而北州国恰好反过来,因此练武、科考、为官的成了女子,蒙面、束腰、装扮的成了男子。
——说到底,男子和女子,根本没有什么不同。
这是事实,然而这与他自小受到的教育相悖。
如果承认了这一点,岂不是在承认,中州国的男子亦能成为北州国的男子,而中州国的官家小姐们,亦有宏图之志呢?

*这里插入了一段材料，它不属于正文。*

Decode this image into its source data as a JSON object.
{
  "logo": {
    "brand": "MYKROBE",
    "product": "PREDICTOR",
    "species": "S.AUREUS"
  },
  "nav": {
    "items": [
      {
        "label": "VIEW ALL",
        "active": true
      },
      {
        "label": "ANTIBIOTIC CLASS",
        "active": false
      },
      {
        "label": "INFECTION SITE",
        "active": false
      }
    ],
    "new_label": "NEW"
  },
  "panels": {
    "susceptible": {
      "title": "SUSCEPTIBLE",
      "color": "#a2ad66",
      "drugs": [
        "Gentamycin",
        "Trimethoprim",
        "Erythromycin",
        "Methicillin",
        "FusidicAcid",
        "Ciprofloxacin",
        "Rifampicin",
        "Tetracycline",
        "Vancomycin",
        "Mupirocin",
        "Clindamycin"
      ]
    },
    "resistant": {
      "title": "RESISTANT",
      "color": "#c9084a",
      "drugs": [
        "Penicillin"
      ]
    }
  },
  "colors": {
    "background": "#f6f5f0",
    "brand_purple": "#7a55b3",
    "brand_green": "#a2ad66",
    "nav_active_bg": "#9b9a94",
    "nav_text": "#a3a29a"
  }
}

萧翡骤然想到,中州的皇室之中亦有喜好天文算筹、打马扬鞭、敢与男子一较高下的奇女子。
然而,只因她是女子,在中州国内,无论她再优秀,也只能沦为结亲的工具。
那么,贵为皇子的他,在北州国内,也只能自断谋略,安心做一个平庸后妃。
这让他怎么接受!
拳头死死攥紧,萧翡猛然抬眼,冷冷吐出几个字:
“我长在深宫,学得是帝王之术、御下之道,你想让我和你后宫的男人们一样卑躬屈膝、曲意逢迎,这不可能!”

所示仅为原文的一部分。